Today’s post comes from Ypulse Research Associate Phil Savarese.
“Gamers” aren’t only found in the confines of the games they play, gaming has become a lifestyle and entertainment genre all its own, and that lifestyle is rapidly being pushed into various forms of media. Earlier this month, we talked about the rise in popularity of online only web series, and the ones that you should be watching right now. Couple that trend with the recent explosion of video game-related content and you have an entirely new realm of entertainment. We are seeing more and more web series cropping up with stories and content grounded in the gaming lifestyle; from commentary and analysis to scripted shows and hysterical shorts. Here are just a few of the gaming web-series that you should know:
Day[9].tv and the Day[9] Daily
349,120 subscribers on YouTube & 108,737 subscribers on twitch.tv
In 2010, Sean Plott and Eric Berkhart, founded Jink.TV, a company dedicated to providing “smart, funny content on topics that matter to the serious gamer.” Their flagship series “The Day[9] Daily,” or D9D, airs twice a week on twitch.tv with archived episodes on Day9.tv and YouTube. Plott took a childhood hobby and created a career and a brand by beginning Day[9].tv. He was a nerdy kid from Kansas just a decade ago, and in 2011 was named one of Forbes’ top 30 under 30 for entertainment, placing him in the ranks of Millennial icons Jennifer Lawrence, Donald Glover, Lebron James, and Lena Dunham. Day[9].tv may not get millions of views per-video, but they operate perfectly within their niche by providing quality, scheduled content and fostering incredibly high viewer engagement. The discussion boards of the site operate during live streams of Day[9] programming, which gives the web-series a deep social experience.
5,958,612 subscribers
When you think about shows that highlight high school drama and growing pains, you think of the cheerleaders and jocks, the band geeks and AP students. You probably don’t think about a school full of the world’s best e-sport athletes, trying to prove their talent, find their identity, and, of course, get the girl of their dreams. Video Game High School is a live action web series that takes every gamer’s fantasy and brings it to life—as evidenced by the fact that the first episode has eight million views.. VGHS writer and show-runner Matt Arnold calls it “a show about video games, friendship, and a couple of kisses.” The show revolves around a rising star, Brian D, who was thrust into VGHS, his dream school, after defeating the best player in the world, “The Law,” by accident. The concept for the show was originally posted on Kickstarter by co-founder Freddy Wong, an e-sports star himself. The project surpassed their initial funding goal of $75K by $200K, and the nine-episode first season has views close to three million per episode. Wong and crew posted plans for season two to Kickstarter at a goal of $636,010 (the exact amount it cost them to make season one) and raised $808,341 from over 10,000 backers in one month. VGHS shows that a popular show doesn’t need a big budget or even a big studio to be successful. They deliver to their Millennial audience so well the fans are willing to fund it themselves.

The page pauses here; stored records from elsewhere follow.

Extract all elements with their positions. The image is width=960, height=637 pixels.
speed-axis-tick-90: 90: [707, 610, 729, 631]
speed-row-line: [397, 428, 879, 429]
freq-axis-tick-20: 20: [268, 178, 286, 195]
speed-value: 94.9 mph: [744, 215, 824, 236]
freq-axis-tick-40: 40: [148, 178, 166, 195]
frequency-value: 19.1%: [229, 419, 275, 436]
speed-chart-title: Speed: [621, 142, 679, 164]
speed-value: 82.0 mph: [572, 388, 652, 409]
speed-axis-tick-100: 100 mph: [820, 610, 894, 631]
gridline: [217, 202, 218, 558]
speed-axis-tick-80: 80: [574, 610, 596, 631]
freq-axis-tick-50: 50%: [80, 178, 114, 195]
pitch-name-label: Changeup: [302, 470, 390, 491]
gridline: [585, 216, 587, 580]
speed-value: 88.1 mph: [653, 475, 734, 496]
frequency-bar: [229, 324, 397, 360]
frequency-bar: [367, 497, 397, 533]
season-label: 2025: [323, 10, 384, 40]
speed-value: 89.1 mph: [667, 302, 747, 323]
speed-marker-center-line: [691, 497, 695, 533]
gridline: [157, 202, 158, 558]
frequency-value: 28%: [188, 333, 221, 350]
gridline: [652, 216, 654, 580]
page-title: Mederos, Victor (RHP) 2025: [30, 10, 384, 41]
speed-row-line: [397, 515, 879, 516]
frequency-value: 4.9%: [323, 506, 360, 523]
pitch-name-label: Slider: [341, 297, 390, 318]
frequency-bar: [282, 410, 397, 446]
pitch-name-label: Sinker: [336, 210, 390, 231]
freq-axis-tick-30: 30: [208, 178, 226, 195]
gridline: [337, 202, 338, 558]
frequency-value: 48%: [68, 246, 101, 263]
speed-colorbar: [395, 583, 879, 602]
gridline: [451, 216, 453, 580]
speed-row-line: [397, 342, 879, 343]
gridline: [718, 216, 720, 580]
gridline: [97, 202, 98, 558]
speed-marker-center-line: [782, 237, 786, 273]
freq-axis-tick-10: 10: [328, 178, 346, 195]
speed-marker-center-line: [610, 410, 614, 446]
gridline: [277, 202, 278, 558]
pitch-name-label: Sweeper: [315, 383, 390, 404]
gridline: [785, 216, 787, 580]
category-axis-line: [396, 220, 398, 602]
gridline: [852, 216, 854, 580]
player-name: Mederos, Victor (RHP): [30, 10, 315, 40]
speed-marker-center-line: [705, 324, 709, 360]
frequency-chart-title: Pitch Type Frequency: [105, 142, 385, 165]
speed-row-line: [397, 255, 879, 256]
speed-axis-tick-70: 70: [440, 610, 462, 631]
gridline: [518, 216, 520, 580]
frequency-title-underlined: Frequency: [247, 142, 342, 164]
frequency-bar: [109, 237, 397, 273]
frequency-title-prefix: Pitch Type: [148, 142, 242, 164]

Egoraptor: The Awesome Series and Sequelitis
1,075,698 subscribers
Arin Hanson, better known as his online persona “Egoraptor,” provides his YouTube viewers with “cartoons about video games” by both creating and voicing the series. His Awesome Series consists of short cartoons that joke about some of the biggest gaming hits, one of the most popular being “PokeAwesome: Just a Pokemon Battle” a parody of the Pokemon series that went viral in December 2011. Sequelitis, which provides in-depth analysis a game and its sequel with a comedic twist, has fewer installments so far but is incredibly popular, with the episode on Megaman reaching six million views. Hanson’s shows tend to focus on older console games like Megaman, Metal Gear Solid, and Castlevania, and his commentary on these games and the video game industry as a whole is impressive. It also provides interesting insight into the gamer world and experience. Hanson speaks about the art of the game and the feeling gamers should be looking for while playing. The tremendous viewership of his shows is yet another reminder that gamers, a group still considered niche by too many, are a force to be reckoned with.